How many Eleanors do we need to keep the coffee shop going? Where do we find customers that look just like her? Or are similar enough to offer and deliver to them the same products that delighted Eleanor and send them the same marketing messages that attracted Eleanor in the first place. Investing in similar customers will be exponentially more valuable than blanketing our message to a group of people whose interests and behaviors marginally align with those of our best customers. We already know they are worth at least $832 each to us, possibly more.
How can we get Eleanor to spread the word on our behalf and influence her friends to do business with us? She is already posting photos and sharing the love every time she visits, unprompted. Eleanor is credibly giving testimony to the atmosphere of our coffee shop and the quality of our product. She normally visits alone, but what if she brought a friend with her or inspired someone to stop in on their own? Even if they are half as valuable as Eleanor, that’s over $400 per customer per year.
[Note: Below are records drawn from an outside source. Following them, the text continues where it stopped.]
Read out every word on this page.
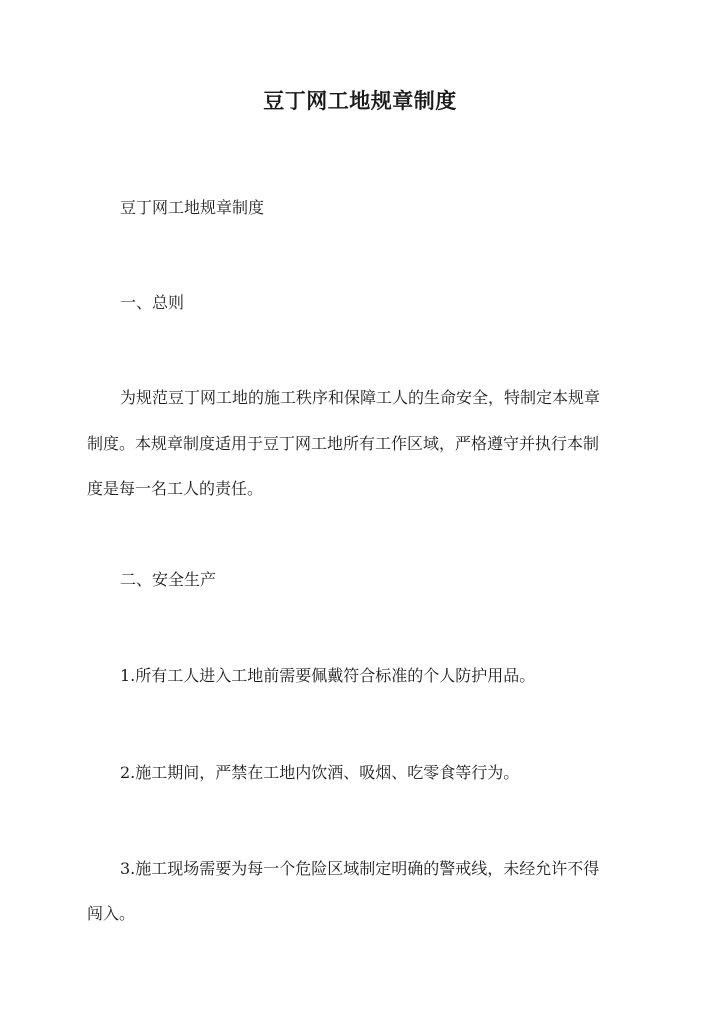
豆丁网工地规章制度
豆丁网工地规章制度
一、总则
为规范豆丁网工地的施工秩序和保障工人的生命安全，特制定本规章
制度。本规章制度适用于豆丁网工地所有工作区域，严格遵守并执行本制
度是每一名工人的责任。
二、安全生产
1.所有工人进入工地前需要佩戴符合标准的个人防护用品。
2.施工期间，严禁在工地内饮酒、吸烟、吃零食等行为。
3.施工现场需要为每一个危险区域制定明确的警戒线，未经允许不得
闯入。
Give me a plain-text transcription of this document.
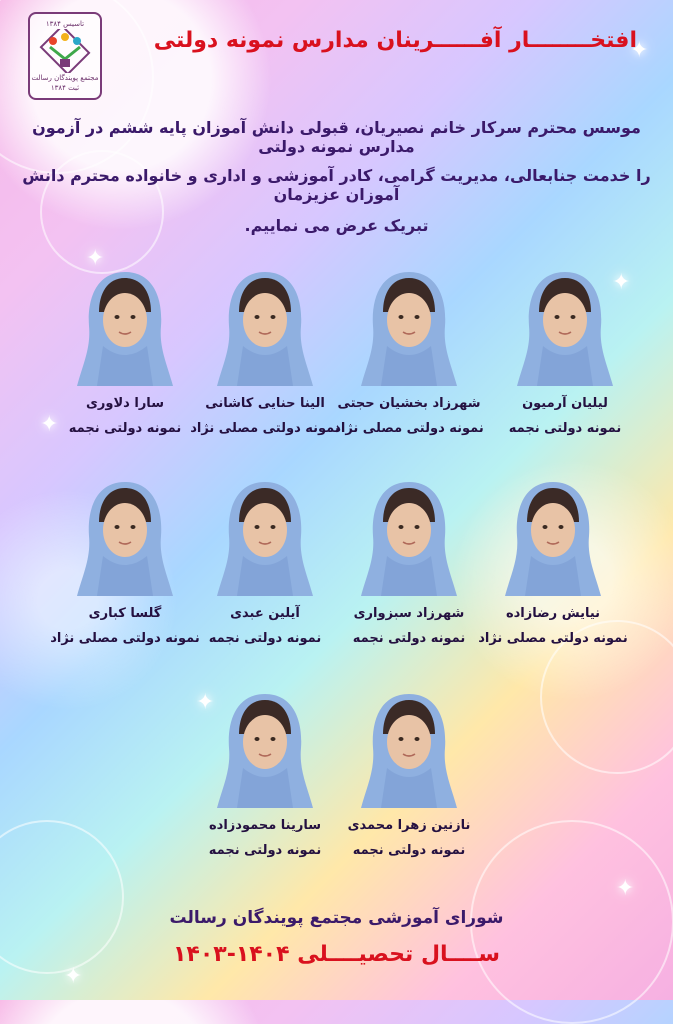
✦
✦
✦
✦
✦
✦
✦
تاسیس ۱۳۸۴
مجتمع پویندگان رسالت
ثبت ۱۳۸۴
افتخــــــــار آفــــــرینان مدارس نمونه دولتی

موسس محترم سرکار خانم نصیریان، قبولی دانش آموزان پایه ششم در آزمون مدارس نمونه دولتی

را خدمت جنابعالی، مدیریت گرامی، کادر آموزشی و اداری و خانواده محترم دانش آموزان عزیزمان

تبریک عرض می نماییم.

لیلیان آرمیون
نمونه دولتی نجمه
شهرزاد بخشیان حجتی
نمونه دولتی مصلی نژاد
الینا حنایی کاشانی
نمونه دولتی مصلی نژاد
سارا دلاوری
نمونه دولتی نجمه
نیایش رضازاده
نمونه دولتی مصلی نژاد
شهرزاد سبزواری
نمونه دولتی نجمه
آیلین عبدی
نمونه دولتی نجمه
گلسا کباری
نمونه دولتی مصلی نژاد
نازنین زهرا محمدی
نمونه دولتی نجمه
سارینا محمودزاده
نمونه دولتی نجمه
شورای آموزشی مجتمع پویندگان رسالت
ســــال تحصیــــلی ۱۴۰۴-۱۴۰۳
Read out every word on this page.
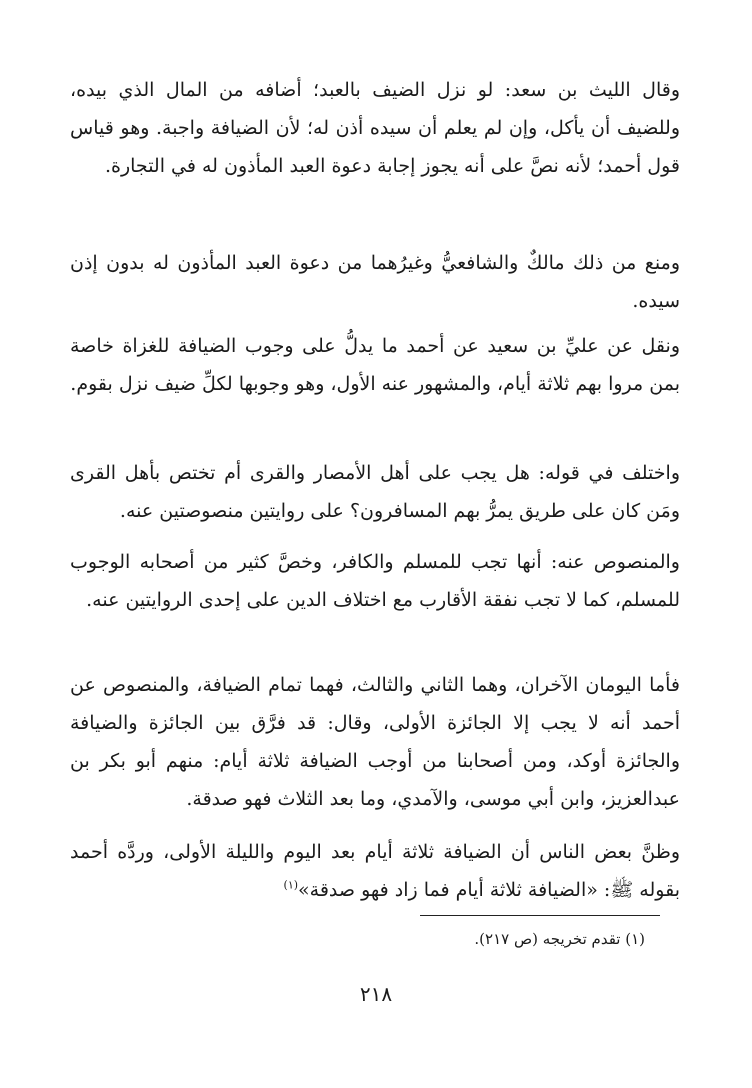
وقال الليث بن سعد: لو نزل الضيف بالعبد؛ أضافه من المال الذي بيده، وللضيف أن يأكل، وإن لم يعلم أن سيده أذن له؛ لأن الضيافة واجبة. وهو قياس قول أحمد؛ لأنه نصَّ على أنه يجوز إجابة دعوة العبد المأذون له في التجارة.

ومنع من ذلك مالكٌ والشافعيُّ وغيرُهما من دعوة العبد المأذون له بدون إذن سيده.

ونقل عن عليِّ بن سعيد عن أحمد ما يدلُّ على وجوب الضيافة للغزاة خاصة بمن مروا بهم ثلاثة أيام، والمشهور عنه الأول، وهو وجوبها لكلِّ ضيف نزل بقوم.

واختلف في قوله: هل يجب على أهل الأمصار والقرى أم تختص بأهل القرى ومَن كان على طريق يمرُّ بهم المسافرون؟ على روايتين منصوصتين عنه.

والمنصوص عنه: أنها تجب للمسلم والكافر، وخصَّ كثير من أصحابه الوجوب للمسلم، كما لا تجب نفقة الأقارب مع اختلاف الدين على إحدى الروايتين عنه.

فأما اليومان الآخران، وهما الثاني والثالث، فهما تمام الضيافة، والمنصوص عن أحمد أنه لا يجب إلا الجائزة الأولى، وقال: قد فرَّق بين الجائزة والضيافة والجائزة أوكد، ومن أصحابنا من أوجب الضيافة ثلاثة أيام: منهم أبو بكر بن عبدالعزيز، وابن أبي موسى، والآمدي، وما بعد الثلاث فهو صدقة.

وظنَّ بعض الناس أن الضيافة ثلاثة أيام بعد اليوم والليلة الأولى، وردَّه أحمد بقوله ﷺ: «الضيافة ثلاثة أيام فما زاد فهو صدقة»$^{(١)}$

(١) تقدم تخريجه (ص ٢١٧).
٢١٨
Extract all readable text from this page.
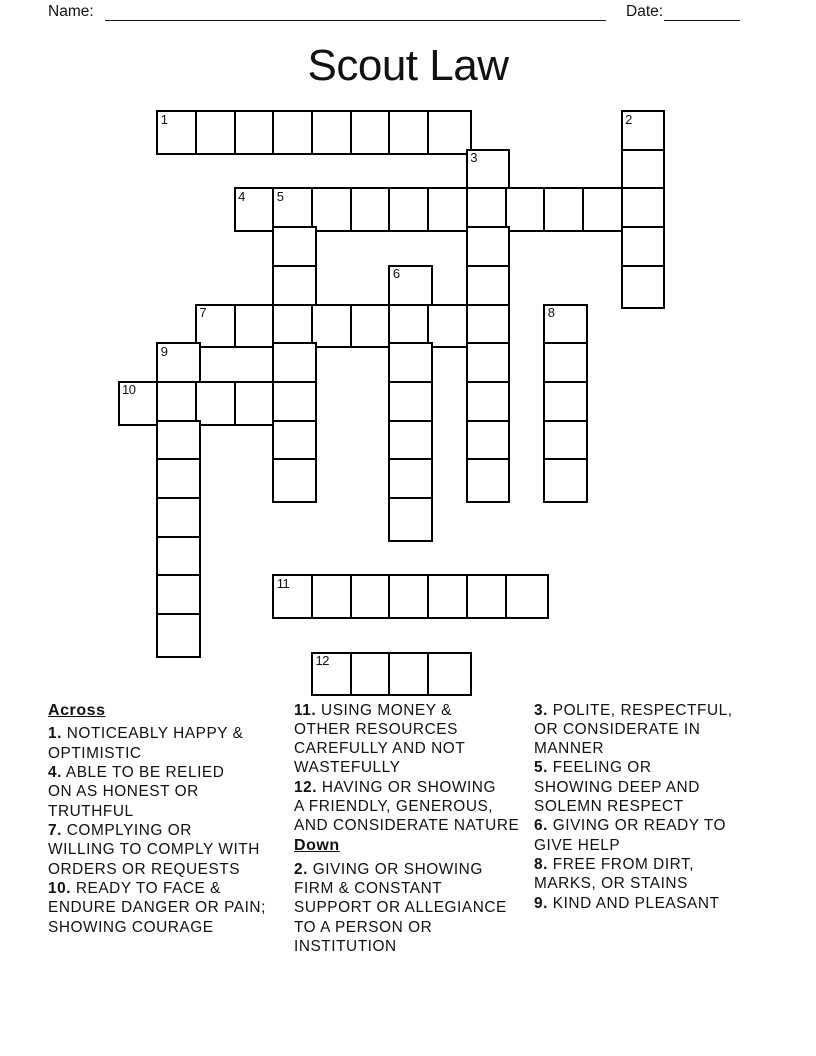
Name:	Date:
Scout Law
1	2
3
4 5
6
7	8
9
10
11
12
Across
1. NOTICEABLY HAPPY &
OPTIMISTIC
4. ABLE TO BE RELIED
ON AS HONEST OR
TRUTHFUL
7. COMPLYING OR
WILLING TO COMPLY WITH
ORDERS OR REQUESTS
10. READY TO FACE &
ENDURE DANGER OR PAIN;
SHOWING COURAGE
11. USING MONEY &
OTHER RESOURCES
CAREFULLY AND NOT
WASTEFULLY
12. HAVING OR SHOWING
A FRIENDLY, GENEROUS,
AND CONSIDERATE NATURE
Down
2. GIVING OR SHOWING
FIRM & CONSTANT
SUPPORT OR ALLEGIANCE
TO A PERSON OR
INSTITUTION
3. POLITE, RESPECTFUL,
OR CONSIDERATE IN
MANNER
5. FEELING OR
SHOWING DEEP AND
SOLEMN RESPECT
6. GIVING OR READY TO
GIVE HELP
8. FREE FROM DIRT,
MARKS, OR STAINS
9. KIND AND PLEASANT
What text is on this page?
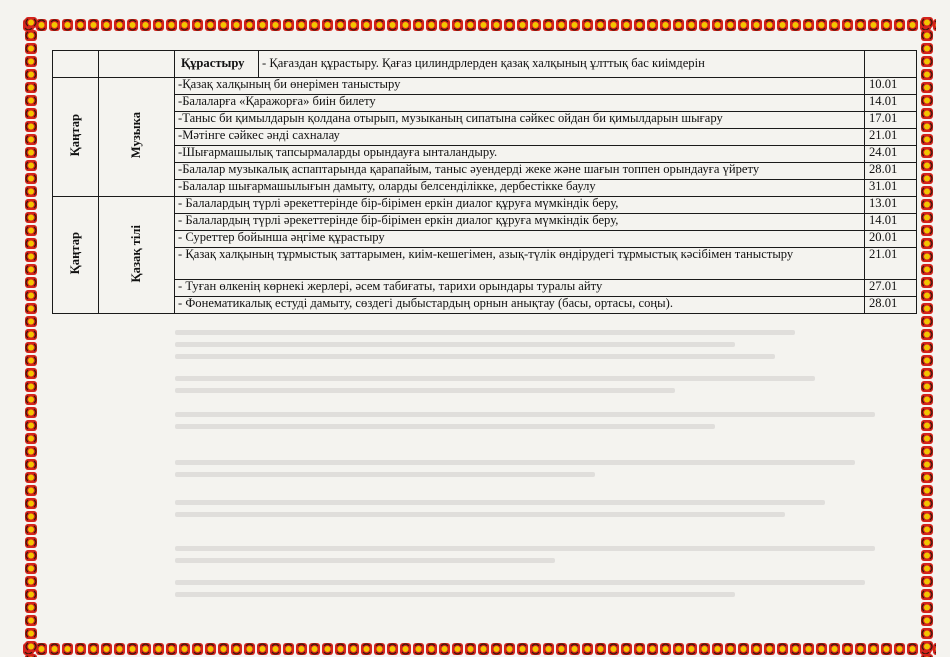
		Құрастыру	- Қағаздан құрастыру. Қағаз цилиндрлерден қазақ халқының ұлттық бас киімдерін	
Қаңтар	Музыка	-Қазақ халқының би өнерімен таныстыру		10.01
		-Балаларға «Қаражорға» биін билету		14.01
		-Таныс би қимылдарын қолдана отырып, музыканың сипатына сәйкес ойдан би қимылдарын шығару		17.01
		-Мәтінге сәйкес әнді сахналау		21.01
		-Шығармашылық тапсырмаларды орындауға ынталандыру.		24.01
		-Балалар музыкалық аспаптарында қарапайым, таныс әуендерді жеке және шағын топпен орындауға үйрету		28.01
		-Балалар шығармашылығын дамыту, оларды белсенділікке, дербестікке баулу		31.01
Қаңтар	Қазақ тілі	- Балалардың түрлі әрекеттерінде бір-бірімен еркін диалог құруға мүмкіндік беру,		13.01
		- Балалардың түрлі әрекеттерінде бір-бірімен еркін диалог құруға мүмкіндік беру,		14.01
		- Суреттер бойынша әңгіме құрастыру		20.01
		- Қазақ халқының тұрмыстық заттарымен, киім-кешегімен, азық-түлік өндірудегі тұрмыстық кәсібімен таныстыру		21.01
		- Туған өлкенің көрнекі жерлері, әсем табиғаты, тарихи орындары туралы айту		27.01
		- Фонематикалық естуді дамыту, сөздегі дыбыстардың орнын анықтау (басы, ортасы, соңы).		28.01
Think about the time and money we would waste, even on low-cost social media ads, to blanket a wide swath of single men and women and hope that a fraction of them turn into customers who visit once, or twice or six times per year. Eleanor’s word of mouth returns dramatically more ROI.
That is not to say the coffee shop shouldn’t advertise. In addition to marketing personally to our Eleanor in creative and meaningful ways, they certainly can and should use paid advertising. But it needs to be strategically targeted to the exact kind of customer that is already our golden goose.
We need to find out exactly where look-a-like Eleanors hang out, in real life and online. Where do they see brand messaging, and what messaging entices them to come in, buy, and frequently return as a regular customer (not just like and share our pretty pictures and entertaining posts)?
Over time, the coffee shop can cultivate the relationship with its increasing number of Eleanors by continuing to provide excellent customer service, a loyalty program, creating fun special events or promotions to attract repeat visits, asking Eleanor’s opinion on new products and services, and recognizing her as a brand ambassador in some way. After all, she’s special, and we want her to know it.
Who is your Eleanor? Every business has at least one (or you aren’t doing this business thing right). Find her and make your marketing dollars more effective with less effort.